Photographer: Keith Bryce
The feeling that exudes from Lisa Von Kurvink's work is unmistakable. Self-admittedly, Lisa sees her work as having a dark or moody edge. We see that and so much more emotion behind each image. It's directed and pointed and leaves us enamored in the spell she's cast over us as an audience. To learn more about the collection and the inspiration behind it, keep scrolling!
The inspiration behind my collection was Medusa. I’m consistently drawn to the dark and seedy. I love bright and poppy pieces and even have tried to go this direction with my work, but somehow it still turns out dark and moody, lol!
I am constantly keeping my eyes and ears wide open for inspiration. I often pull inspiration from nature but have made collections inspired by everything from art to music. I’m never short of ideas, however, the ideas are sometimes limited to reality.
Once I start a piece, the entire idea can completely change depending on how something is looking. I have found that over the years being flexible is the best way to work. Sometimes if you are so dead set on how something will look when it’s finished, you’ll miss out on all the possibilities it could be. In fact, I actually fully scraped the pieces I had been working on 3 weeks before we shot this collection, and fully started over!
This is the 5th time I have entered NAHA and this is the first time I’ve been a finalist. Every time I do a collection, I learn so much!! I’m extremely proud of all my work, but I can always look back and try and figure out what can I do differently next time. And every year my work gets better. I feel that when you compete, it’s important to know in your heart that what your doing is good because it comes from you. But, also being able to look back on your work through objective eyes.
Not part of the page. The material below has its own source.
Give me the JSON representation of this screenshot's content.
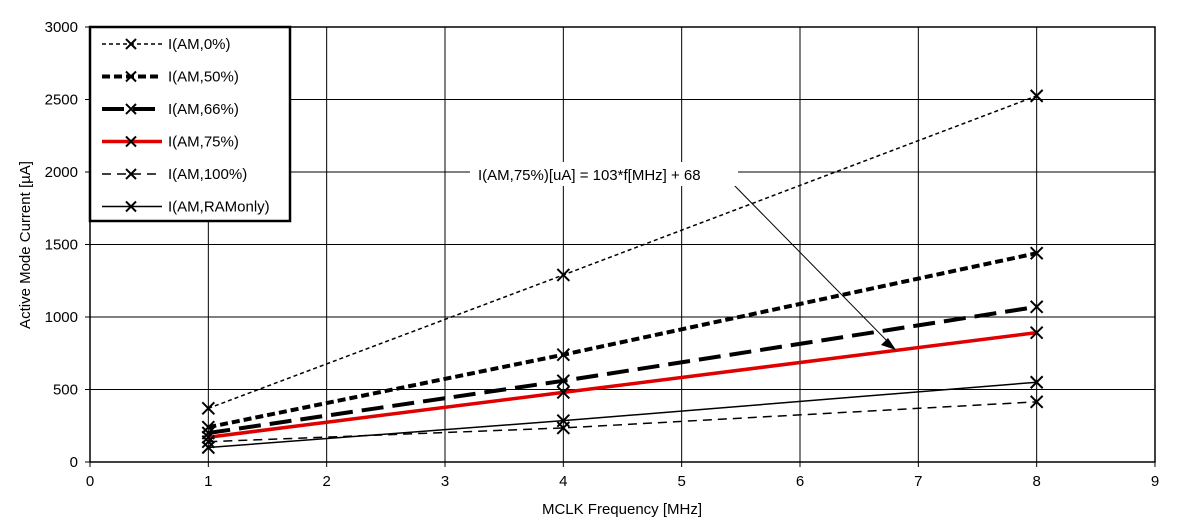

I’ve had an incredibly hard time working in color. I see others using color and think it’s amazing, but always stick to natural hair colors. I was encouraged to add some color to this collection, and it turned out great, but let’s be honest, you have to look pretty hard to find the color. The collection I am currently working on, however, is full-blown color! We’ll see how it turns out, but it was a big growing moment for me. I’m an L’anza healing artist, so all the hair products used in this collection were L’anza.
All forms of art inspire me! I love art museums, and try to visit our local art museum with my husband and kids regularly. I also try to visit as many throughout the county and beyond if I can! But I also love fashion, movies, music, and generally anything weird or unconventional.
I work behind the chair full time, and like most hairstylists out there spending my days doing mostly balayage and long layer cuts, because that is the market. But doing work like this not only feeds my creative being, it makes me a better stylist behind the chair. I mean, if I can do this with hair, how hard could whatever my client is requesting be?! It gives me confidence and keeps things fresh!